Here your statement $S_k$ is:
$$S_k ~ : ~ 3 + 3^2 + \cdots + 3^k = \frac{1}{2} \left ( 3^{k + 1} - 3 \right )$$
So we first begin by showing it is true for $S_1$, i.e. with $k = 1$, and indeed:
$$\frac{1}{2} \left ( 3^2 - 3 \right ) = \frac{6}{2} = 3$$
Okay, part 1 done. Now we ASSUME that $k$ is any integer, and that the statement $S_k$ is true. In other words, we ASSUME that the following is true (it is given to us):
$$3 + 3^2 + \cdots + 3^k = \frac{1}{2} \left ( 3^{k + 1} - 3 \right )$$
We need to show that IF THIS IS TRUE, THEN $S_{k + 1}$ MUST ALSO BE TRUE, i.e. we must show that:
$$3 + 3^2 + \cdots + 3^k = \frac{1}{2} \left ( 3^{k + 1} - 3 \right ) ~ ~ ~ \stackrel{IMPLIES}{\implies} ~ ~ 3 + 3^2 + \cdots + 3^k + 3^{k + 1} = \frac{1}{2} \left ( 3^{(k + 1) + 1} - 3 \right )$$
We can show this as follows. First, start from our assumption:
$$3 + 3^2 + \cdots + 3^k = \frac{1}{2} \left ( 3^{k + 1} - 3 \right )$$
Now add $3^{k + 1}$ to each side (remember that if $x = y$, then $x + c = y + c$, i.e. $x = y$ implies $x + c = y + c$, and in fact the reverse is also true in this case, i.e. the two statements are equivalent - but for induction we do not need equivalence, only implication). We then get:
$$3 + 3^2 + \cdots + 3^k + 3^{k + 1} = \frac{1}{2} \left ( 3^{k + 1} - 3 \right ) + 3^{k + 1}$$
At this point the LHS is equal to the LHS of the statement we want to arrive at ($S_{k + 1}$), so we really just need to show that:
$$\frac{1}{2} \left ( 3^{k + 1} - 3 \right ) + 3^{k + 1} = \frac{1}{2} \left ( 3^{(k + 1) + 1} - 3 \right )$$
Once you have proven this, then you will have shown that $S_k$ implies $S_{k + 1}$, for any $k$ (we made no assumptions on the value of $k$ here, it could be any natural number).
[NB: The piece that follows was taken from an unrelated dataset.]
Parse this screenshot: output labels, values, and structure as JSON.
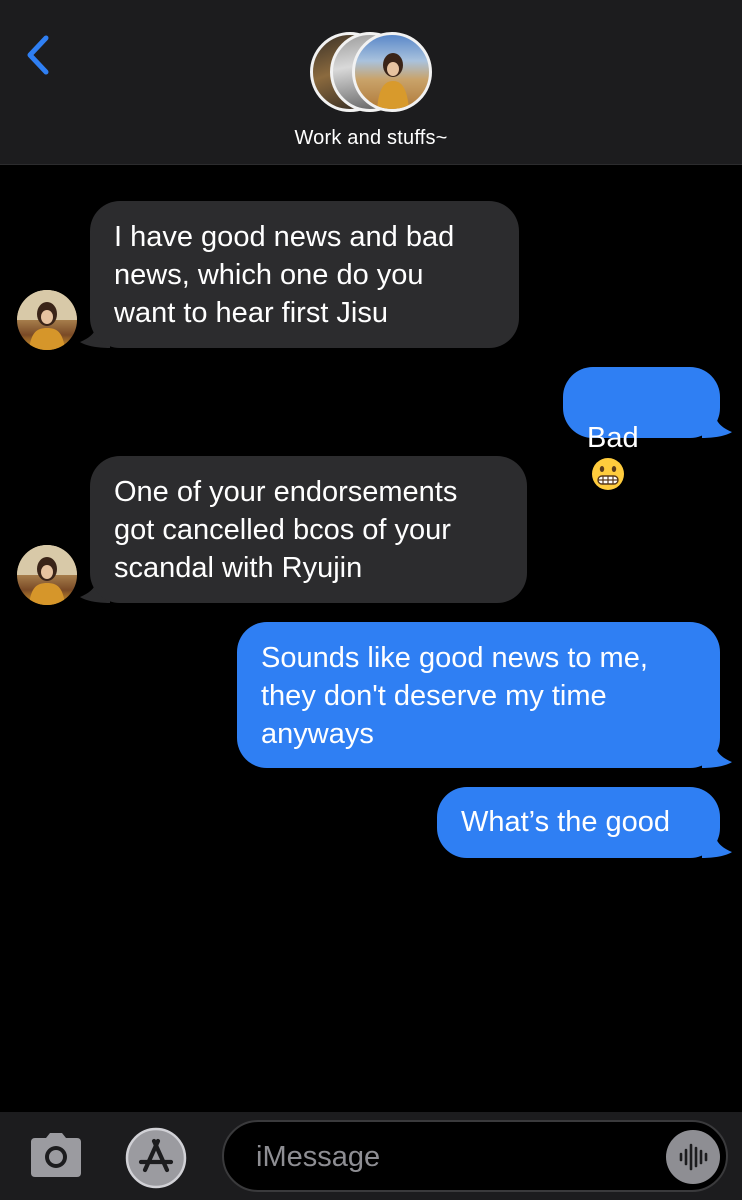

Therefore it follows logically that:
$$S_1 \implies S_2 \implies S_3 \implies \cdots$$
And we also know $S_1$ is true (we showed it earlier). Therefore $S_k$ is true for all natural numbers $k$. In order words, the equation holds for all natural numbers, and the proof by induction is complete.
Does this make it clearer? Do you understand the logical steps taken and why induction works? Can you complete the missing part necessary to show that $S_k \implies S_{k + 1}$ (the "inductive step")?